Holy See: December 2010 Archives
Earlier today at the Vatican, Pope Benedict XVI re-opened the Apostolic Library following a three year, 11.5 million dollar renovation. The Library's more modern work began with Pope Nicholas V providing space for Latin, Greek and Hebrew manuscripts, updated its climate controls, security and fixed structural problems. The Pope spent an hour exploring the library. In the Pope's mind, the Library is a crucial tool in his ministry as the successor of Saint Peter and the proclamation of the Kingdom of God on earth because it takes seriously humanity and the human search for God. The Vatican's Library is said to have 150 thousand manuscripts, a million printed books, 300,00 coins and medals and more than a 100 thousand prints and engravings.
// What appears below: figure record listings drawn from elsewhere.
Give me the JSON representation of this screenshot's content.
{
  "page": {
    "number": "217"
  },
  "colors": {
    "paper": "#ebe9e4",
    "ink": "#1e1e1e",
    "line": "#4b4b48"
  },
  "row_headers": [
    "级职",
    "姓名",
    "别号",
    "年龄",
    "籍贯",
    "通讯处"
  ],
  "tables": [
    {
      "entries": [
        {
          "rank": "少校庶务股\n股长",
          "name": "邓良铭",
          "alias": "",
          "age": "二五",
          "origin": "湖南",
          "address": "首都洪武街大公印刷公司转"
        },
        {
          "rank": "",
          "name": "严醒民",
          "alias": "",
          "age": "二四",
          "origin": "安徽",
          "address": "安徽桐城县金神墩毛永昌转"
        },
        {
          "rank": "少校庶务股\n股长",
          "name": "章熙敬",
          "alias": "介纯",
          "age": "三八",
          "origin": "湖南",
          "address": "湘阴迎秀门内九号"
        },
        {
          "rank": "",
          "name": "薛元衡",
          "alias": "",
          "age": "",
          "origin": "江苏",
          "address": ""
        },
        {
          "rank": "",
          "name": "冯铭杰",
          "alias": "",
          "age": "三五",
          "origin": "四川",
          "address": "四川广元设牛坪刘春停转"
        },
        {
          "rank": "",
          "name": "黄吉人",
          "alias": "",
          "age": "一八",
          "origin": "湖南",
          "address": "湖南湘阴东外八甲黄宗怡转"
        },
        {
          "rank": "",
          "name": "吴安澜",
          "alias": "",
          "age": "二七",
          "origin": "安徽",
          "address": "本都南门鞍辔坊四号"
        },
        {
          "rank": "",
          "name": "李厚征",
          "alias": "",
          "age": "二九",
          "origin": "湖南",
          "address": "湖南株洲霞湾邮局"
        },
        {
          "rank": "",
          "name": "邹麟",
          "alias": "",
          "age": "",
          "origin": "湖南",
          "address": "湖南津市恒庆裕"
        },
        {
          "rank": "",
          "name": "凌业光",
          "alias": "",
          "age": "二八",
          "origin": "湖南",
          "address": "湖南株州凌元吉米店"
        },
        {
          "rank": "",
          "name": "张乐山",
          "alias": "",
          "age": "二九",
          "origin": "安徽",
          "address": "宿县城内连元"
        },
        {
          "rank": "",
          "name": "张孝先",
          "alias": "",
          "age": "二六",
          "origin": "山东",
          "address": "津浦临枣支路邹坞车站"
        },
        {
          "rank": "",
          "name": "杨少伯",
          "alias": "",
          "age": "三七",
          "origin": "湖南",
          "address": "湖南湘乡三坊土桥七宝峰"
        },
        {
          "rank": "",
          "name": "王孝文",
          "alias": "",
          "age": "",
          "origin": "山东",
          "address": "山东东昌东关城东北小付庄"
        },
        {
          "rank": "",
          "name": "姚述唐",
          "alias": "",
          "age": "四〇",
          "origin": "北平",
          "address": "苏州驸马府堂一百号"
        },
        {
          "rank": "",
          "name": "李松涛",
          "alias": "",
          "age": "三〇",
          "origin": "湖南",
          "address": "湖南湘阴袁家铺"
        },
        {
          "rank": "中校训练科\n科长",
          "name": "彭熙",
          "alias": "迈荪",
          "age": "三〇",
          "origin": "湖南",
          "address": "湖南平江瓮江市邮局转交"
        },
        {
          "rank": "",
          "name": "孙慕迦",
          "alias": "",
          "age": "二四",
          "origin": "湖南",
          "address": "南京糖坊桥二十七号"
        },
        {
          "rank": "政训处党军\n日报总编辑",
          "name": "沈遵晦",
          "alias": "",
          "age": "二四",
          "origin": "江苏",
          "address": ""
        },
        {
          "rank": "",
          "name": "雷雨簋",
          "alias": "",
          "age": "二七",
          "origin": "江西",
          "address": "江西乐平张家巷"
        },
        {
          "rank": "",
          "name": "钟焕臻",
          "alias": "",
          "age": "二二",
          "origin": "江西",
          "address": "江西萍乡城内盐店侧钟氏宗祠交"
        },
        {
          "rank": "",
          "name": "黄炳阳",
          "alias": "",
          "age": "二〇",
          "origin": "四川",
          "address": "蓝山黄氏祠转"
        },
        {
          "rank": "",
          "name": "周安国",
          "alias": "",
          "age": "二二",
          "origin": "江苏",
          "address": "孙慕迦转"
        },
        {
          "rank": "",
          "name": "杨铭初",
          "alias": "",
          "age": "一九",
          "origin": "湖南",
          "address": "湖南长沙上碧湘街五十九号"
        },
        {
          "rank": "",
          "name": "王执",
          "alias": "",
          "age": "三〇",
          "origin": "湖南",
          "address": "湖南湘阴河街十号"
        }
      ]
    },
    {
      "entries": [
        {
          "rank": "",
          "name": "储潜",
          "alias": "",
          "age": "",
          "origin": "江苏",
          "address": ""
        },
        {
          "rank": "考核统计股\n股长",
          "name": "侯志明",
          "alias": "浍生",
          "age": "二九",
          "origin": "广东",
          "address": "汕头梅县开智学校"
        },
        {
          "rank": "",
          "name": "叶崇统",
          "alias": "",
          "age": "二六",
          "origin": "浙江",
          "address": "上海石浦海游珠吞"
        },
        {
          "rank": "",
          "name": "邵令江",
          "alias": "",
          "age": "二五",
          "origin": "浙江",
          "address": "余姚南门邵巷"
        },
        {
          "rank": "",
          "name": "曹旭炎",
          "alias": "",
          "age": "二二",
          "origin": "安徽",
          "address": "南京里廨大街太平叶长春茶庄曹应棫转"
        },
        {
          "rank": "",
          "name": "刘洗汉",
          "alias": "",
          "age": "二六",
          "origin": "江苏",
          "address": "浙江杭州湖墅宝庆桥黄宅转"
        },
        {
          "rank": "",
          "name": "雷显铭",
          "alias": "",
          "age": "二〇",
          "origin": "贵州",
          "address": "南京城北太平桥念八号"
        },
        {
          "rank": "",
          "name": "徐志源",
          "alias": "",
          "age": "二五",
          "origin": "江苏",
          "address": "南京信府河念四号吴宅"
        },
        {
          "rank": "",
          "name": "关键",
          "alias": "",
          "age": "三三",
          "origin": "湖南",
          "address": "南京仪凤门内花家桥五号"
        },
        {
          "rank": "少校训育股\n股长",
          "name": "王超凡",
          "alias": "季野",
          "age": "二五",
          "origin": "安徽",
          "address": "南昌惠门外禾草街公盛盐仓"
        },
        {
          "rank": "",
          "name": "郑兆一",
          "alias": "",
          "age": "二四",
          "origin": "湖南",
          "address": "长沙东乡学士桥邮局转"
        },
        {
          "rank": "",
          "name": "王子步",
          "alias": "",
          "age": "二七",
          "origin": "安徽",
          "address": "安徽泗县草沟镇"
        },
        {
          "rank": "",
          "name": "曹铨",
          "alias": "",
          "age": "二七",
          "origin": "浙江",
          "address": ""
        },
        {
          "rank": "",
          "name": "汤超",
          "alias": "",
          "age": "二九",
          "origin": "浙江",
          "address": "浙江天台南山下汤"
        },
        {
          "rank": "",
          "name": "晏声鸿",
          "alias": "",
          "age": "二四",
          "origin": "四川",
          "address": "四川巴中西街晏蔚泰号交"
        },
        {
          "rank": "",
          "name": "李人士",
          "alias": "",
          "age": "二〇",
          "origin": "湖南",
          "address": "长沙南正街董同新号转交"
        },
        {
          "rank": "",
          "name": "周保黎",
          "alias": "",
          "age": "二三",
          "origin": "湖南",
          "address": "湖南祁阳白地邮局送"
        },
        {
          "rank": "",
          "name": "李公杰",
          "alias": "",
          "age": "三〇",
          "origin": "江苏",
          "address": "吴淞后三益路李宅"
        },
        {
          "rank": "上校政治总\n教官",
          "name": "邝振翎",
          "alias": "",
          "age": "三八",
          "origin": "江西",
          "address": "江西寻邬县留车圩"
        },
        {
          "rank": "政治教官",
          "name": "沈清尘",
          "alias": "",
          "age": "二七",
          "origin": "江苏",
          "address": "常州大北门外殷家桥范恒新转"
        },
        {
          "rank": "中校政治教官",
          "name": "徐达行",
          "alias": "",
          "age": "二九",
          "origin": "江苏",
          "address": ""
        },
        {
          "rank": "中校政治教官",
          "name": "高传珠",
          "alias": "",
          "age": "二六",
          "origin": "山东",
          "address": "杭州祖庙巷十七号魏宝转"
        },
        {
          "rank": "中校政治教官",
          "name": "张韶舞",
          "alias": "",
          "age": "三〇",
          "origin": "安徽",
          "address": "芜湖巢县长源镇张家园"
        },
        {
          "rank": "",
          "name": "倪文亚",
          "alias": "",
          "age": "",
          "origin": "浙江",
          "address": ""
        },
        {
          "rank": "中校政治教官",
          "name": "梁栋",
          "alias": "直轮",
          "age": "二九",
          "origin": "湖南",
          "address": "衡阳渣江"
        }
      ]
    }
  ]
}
Some papal thoughts of November 9, 2010 follow:
Eminent place of the historical memory of the universal Church, in which are kept venerable testimonies of the handwritten tradition of the Bible, the Vatican Library is but another reason to be the object of the care and concern of the Popes. From its origins it conserves the unmistakable, truly "catholic," universal openness to everything that humanity has produced in the course of the centuries that is beautiful, good, noble, worthy (cf. Philippians 4:8); the breadth of mind with which in time it gathered the loftiest fruits of human thought and culture, from antiquity to the Medieval age, from the modern era to the 20th century. Nothing of all that is truly human is foreign to the Church, which because of this has always sought, gathered, conserved, with a continuity that few equal, the best results of men of rising above the purely material toward the search, aware or unaware, of the Truth.